Experiments in generalization may also be used to evaluate the quality of an alignment. Since prokaryotic SSU generalized to eukaryotic SSU better than eukaryotic to prokaryotic (Table 3), we may posit that the prokaryotic SSU alignment is more consistent. Likewise for the combined SSU data over the LSU data. The accuracy of the neural network in predicting base-pairing is dependent on the quality of the multiple alignment and its sequence content. As multiple alignments improve and more sequences become available, we expect to observe better prediction of eukaryotic SSU and combined LSU data by the neural net.
High weights given to pairs with the 'N' character in prokaryotic SSU experiments may be caused by the comparatively low counts for pairs with the 'N' character.
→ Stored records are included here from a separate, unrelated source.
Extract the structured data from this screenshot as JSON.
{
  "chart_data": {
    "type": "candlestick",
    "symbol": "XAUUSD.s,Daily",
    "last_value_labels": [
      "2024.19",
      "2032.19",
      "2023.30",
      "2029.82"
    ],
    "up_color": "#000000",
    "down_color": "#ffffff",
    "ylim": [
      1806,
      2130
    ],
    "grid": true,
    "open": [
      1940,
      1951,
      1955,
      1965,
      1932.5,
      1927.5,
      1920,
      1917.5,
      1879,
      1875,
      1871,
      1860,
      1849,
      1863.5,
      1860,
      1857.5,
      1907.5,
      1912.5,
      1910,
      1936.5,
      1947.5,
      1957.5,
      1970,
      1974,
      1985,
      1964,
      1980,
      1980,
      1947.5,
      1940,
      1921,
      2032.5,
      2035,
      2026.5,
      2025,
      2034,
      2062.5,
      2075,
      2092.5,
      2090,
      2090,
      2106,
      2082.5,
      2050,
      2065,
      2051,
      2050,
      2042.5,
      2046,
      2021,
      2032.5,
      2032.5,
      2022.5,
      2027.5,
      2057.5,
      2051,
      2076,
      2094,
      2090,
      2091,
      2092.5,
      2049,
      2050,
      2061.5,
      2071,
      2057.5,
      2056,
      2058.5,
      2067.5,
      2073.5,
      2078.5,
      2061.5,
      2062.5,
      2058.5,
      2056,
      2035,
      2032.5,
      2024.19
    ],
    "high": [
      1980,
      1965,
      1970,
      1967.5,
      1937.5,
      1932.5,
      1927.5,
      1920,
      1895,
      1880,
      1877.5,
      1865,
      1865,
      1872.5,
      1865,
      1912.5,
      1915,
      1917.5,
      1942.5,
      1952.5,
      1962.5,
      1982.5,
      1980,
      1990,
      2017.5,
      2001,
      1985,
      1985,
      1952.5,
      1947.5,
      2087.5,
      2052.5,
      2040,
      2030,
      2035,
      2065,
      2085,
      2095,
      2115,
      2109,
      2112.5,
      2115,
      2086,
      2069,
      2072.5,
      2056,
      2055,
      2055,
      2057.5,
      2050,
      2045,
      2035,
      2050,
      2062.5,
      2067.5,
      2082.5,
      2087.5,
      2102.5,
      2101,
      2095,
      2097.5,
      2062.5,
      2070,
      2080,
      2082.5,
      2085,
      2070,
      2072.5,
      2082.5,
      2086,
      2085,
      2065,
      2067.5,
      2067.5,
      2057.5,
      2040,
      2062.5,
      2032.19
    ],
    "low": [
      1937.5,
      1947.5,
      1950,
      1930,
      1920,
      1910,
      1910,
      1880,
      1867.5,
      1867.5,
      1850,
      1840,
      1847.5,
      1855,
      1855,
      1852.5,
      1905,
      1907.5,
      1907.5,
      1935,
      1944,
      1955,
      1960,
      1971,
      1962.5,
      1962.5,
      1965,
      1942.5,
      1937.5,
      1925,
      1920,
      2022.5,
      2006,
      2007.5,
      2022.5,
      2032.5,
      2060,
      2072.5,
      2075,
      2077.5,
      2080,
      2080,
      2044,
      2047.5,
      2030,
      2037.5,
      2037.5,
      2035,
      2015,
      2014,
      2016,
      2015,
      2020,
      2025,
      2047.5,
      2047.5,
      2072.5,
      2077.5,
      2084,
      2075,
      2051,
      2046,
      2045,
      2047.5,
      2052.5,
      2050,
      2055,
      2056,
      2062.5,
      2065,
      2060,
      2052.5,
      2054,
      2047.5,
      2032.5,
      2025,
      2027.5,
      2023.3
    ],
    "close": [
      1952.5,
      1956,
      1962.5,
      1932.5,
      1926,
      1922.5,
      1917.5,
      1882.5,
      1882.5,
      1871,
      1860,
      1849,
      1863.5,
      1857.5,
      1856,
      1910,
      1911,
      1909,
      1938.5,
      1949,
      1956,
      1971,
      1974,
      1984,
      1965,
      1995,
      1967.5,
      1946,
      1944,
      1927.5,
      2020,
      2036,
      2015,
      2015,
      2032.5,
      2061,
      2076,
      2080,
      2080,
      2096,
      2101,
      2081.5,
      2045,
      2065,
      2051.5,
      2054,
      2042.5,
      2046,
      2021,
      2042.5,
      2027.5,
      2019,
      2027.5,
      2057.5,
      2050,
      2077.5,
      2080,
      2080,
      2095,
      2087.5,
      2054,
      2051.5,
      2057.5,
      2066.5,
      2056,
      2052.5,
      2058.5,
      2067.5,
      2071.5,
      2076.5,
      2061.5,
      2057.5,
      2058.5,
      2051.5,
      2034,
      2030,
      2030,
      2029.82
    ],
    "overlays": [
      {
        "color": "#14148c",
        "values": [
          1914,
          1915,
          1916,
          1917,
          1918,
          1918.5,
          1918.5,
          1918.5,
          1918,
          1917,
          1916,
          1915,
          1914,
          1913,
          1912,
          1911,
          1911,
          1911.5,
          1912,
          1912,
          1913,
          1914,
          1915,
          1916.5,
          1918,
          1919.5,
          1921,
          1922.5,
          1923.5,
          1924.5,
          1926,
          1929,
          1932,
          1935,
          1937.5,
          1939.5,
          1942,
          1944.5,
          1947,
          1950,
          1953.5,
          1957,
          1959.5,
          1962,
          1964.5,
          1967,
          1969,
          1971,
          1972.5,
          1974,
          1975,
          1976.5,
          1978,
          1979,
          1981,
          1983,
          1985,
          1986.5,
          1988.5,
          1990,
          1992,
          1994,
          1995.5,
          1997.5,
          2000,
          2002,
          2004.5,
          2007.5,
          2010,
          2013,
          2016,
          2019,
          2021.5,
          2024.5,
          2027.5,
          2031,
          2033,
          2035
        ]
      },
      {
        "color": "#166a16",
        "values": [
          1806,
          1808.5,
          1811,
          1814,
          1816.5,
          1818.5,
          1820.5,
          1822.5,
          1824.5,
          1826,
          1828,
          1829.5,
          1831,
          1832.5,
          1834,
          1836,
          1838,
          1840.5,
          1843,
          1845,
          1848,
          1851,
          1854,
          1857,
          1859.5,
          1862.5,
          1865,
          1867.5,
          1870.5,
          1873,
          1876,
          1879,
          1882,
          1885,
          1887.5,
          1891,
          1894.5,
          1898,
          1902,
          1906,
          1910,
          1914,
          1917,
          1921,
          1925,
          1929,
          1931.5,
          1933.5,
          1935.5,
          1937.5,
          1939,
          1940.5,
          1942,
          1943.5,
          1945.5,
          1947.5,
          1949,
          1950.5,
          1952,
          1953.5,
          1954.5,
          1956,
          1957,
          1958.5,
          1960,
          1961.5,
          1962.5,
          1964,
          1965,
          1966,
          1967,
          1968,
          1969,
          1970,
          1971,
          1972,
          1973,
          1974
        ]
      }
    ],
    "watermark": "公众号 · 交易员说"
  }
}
If these count inputs are consistently small but provide useful evidence, they should be weighted strongly such that the product w_ij multiplied by c_ij is comparable to other count-weight products. This argument may also be extended to why canonical pairs were not always weighted highest: since the input signal was already strong, not much amplification by the corresponding weight was necessary. After the first few training sessions, mutual information and canonical base pairs provided most of the evidence in the best networks. However, extended training sought subtle distinctions between inputs to improve classification accuracy. In many cases this resulted in noncanonical base pairs being weighted as positive evidence. Experimental evidence verifies that noncanonical base-pairing does influence higher order structure (Gutell et al. 1990, Holbrook et al. 1991). Occasionally even canonical base pairs were weighted negatively, particularly U/A.
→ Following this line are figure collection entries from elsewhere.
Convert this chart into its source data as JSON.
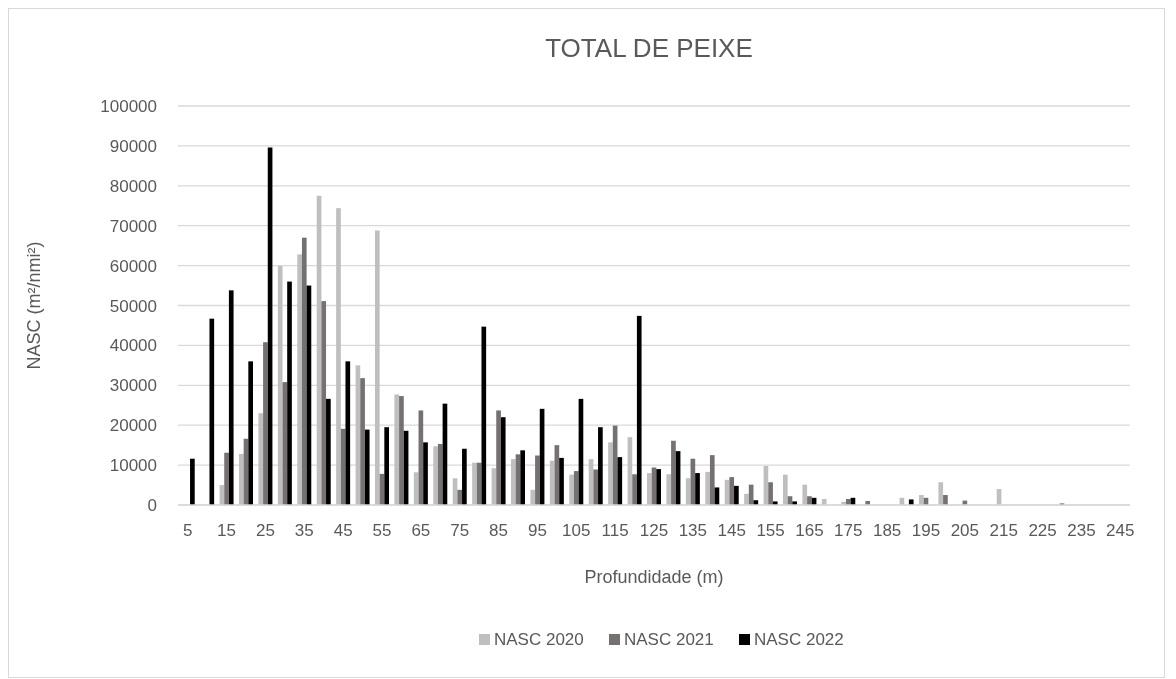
{
  "chart_data": {
    "type": "bar",
    "title": "TOTAL DE PEIXE",
    "xlabel": "Profundidade (m)",
    "ylabel": "NASC (m²/nmi²)",
    "categories": [
      "5",
      null,
      "15",
      null,
      "25",
      null,
      "35",
      null,
      "45",
      null,
      "55",
      null,
      "65",
      null,
      "75",
      null,
      "85",
      null,
      "95",
      null,
      "105",
      null,
      "115",
      null,
      "125",
      null,
      "135",
      null,
      "145",
      null,
      "155",
      null,
      "165",
      null,
      "175",
      null,
      "185",
      null,
      "195",
      null,
      "205",
      null,
      "215",
      null,
      "225",
      null,
      "235",
      null,
      "245"
    ],
    "series": [
      {
        "name": "NASC 2020",
        "color": "#bfbfbf",
        "values": [
          0,
          0,
          5000,
          12800,
          23000,
          59900,
          62800,
          77500,
          74400,
          35000,
          68800,
          27700,
          8200,
          14700,
          6700,
          10600,
          9200,
          11500,
          3800,
          11100,
          7600,
          11500,
          15700,
          17000,
          8000,
          7700,
          6700,
          8300,
          6300,
          2800,
          9800,
          7600,
          5100,
          1500,
          800,
          0,
          0,
          1800,
          2500,
          5700,
          0,
          0,
          4000,
          0,
          0,
          0,
          0,
          0,
          0
        ]
      },
      {
        "name": "NASC 2021",
        "color": "#767171",
        "values": [
          0,
          0,
          13100,
          16600,
          40800,
          30800,
          67000,
          51100,
          19100,
          31800,
          7800,
          27300,
          23700,
          15300,
          3800,
          10600,
          23700,
          12700,
          12400,
          15000,
          8500,
          8900,
          19900,
          7700,
          9400,
          16100,
          11600,
          12500,
          7000,
          5100,
          5700,
          2200,
          2200,
          0,
          1500,
          1000,
          0,
          0,
          1800,
          2500,
          1100,
          0,
          0,
          0,
          0,
          400,
          0,
          0,
          0
        ]
      },
      {
        "name": "NASC 2022",
        "color": "#000000",
        "values": [
          11600,
          46700,
          53800,
          36000,
          89600,
          56000,
          55000,
          26600,
          36000,
          18900,
          19500,
          18600,
          15700,
          25400,
          14100,
          44700,
          22000,
          13700,
          24100,
          11800,
          26600,
          19500,
          12000,
          47400,
          9000,
          13500,
          8000,
          4400,
          4800,
          1200,
          900,
          900,
          1800,
          0,
          1800,
          0,
          0,
          1400,
          0,
          0,
          0,
          0,
          0,
          0,
          0,
          0,
          0,
          0,
          0
        ]
      }
    ],
    "ylim": [
      0,
      100000
    ],
    "yticks": [
      0,
      10000,
      20000,
      30000,
      40000,
      50000,
      60000,
      70000,
      80000,
      90000,
      100000
    ],
    "grid": "y",
    "legend": "bottom"
  }
}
It is conceivable that some false-positives in the experiments could be representative of tertiary structure. Implementing this neural net method to predict the known two- and three-dimensional structure of tRNA could verify its ability to predict tertiary structure in other macromolecules. Gutell, Noller and Woese (1986) have stated that considerable evidence must support claims of tertiary interactions. Although a 96% accurate classifier is not sufficient to filter through the millions of NBP positions in macromolecules the size of SSU rRNA, it might be used to target likely base pairs crucial to tertiary structure.
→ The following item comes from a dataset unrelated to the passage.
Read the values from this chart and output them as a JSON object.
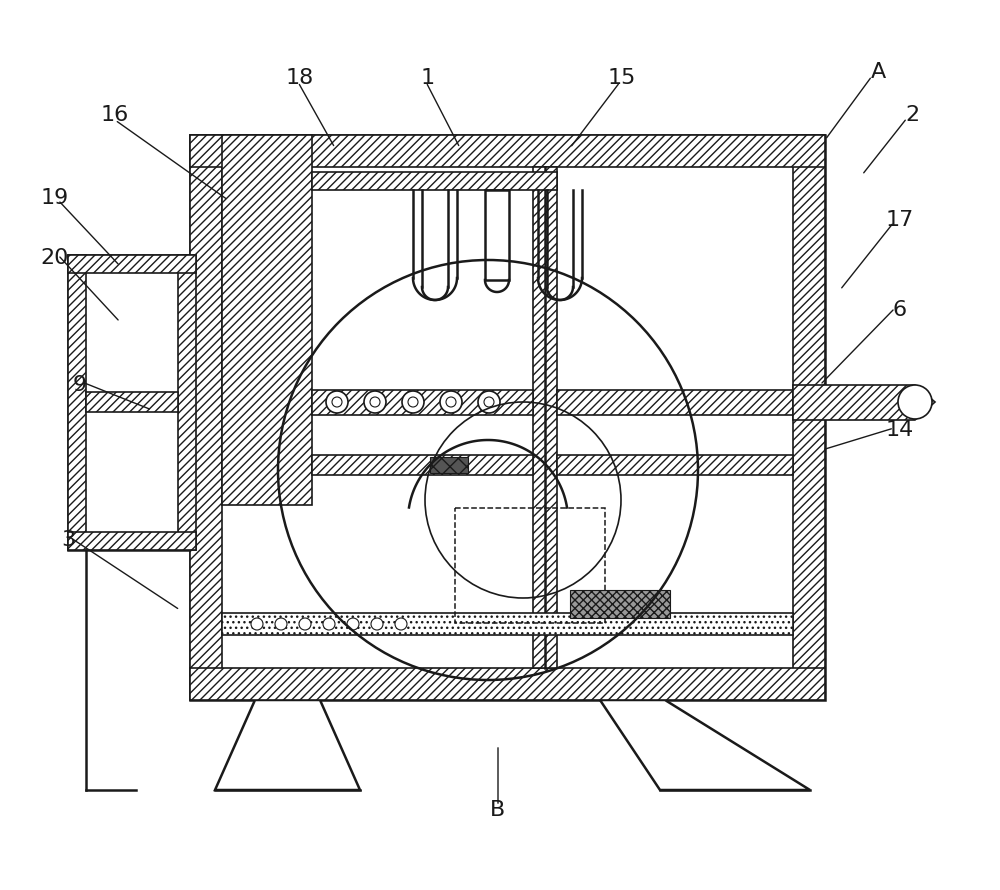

Perhaps the most effective use of the neural network method is to import its learned weights into other algorithms for determining structure. The simple calculation using input counts contributes a very low computational overhead and has proven to be reliable and robust. In other work these learned weights were incorporated into a program that identifies secondary structure in SSU and LSU rRNA with excellent results (Grate, 1995).
Acknowledgments
Many thanks are accorded to Leslie Grate for providing software to generate count files, as well as helping with other essential tasks. Bryn Weiser's program xRNA generated the E. coli secondary structure graph in Figures 5 and 7. Brad Gulko, Mark Herbster, Rodrigo Garces, and David Konerding also provided assistance at various stages in the project.
1 The random set of pairs excluded those known to base-pair. All data, both base-paired and non-base-paired, are taken in sequence order (5' to 3').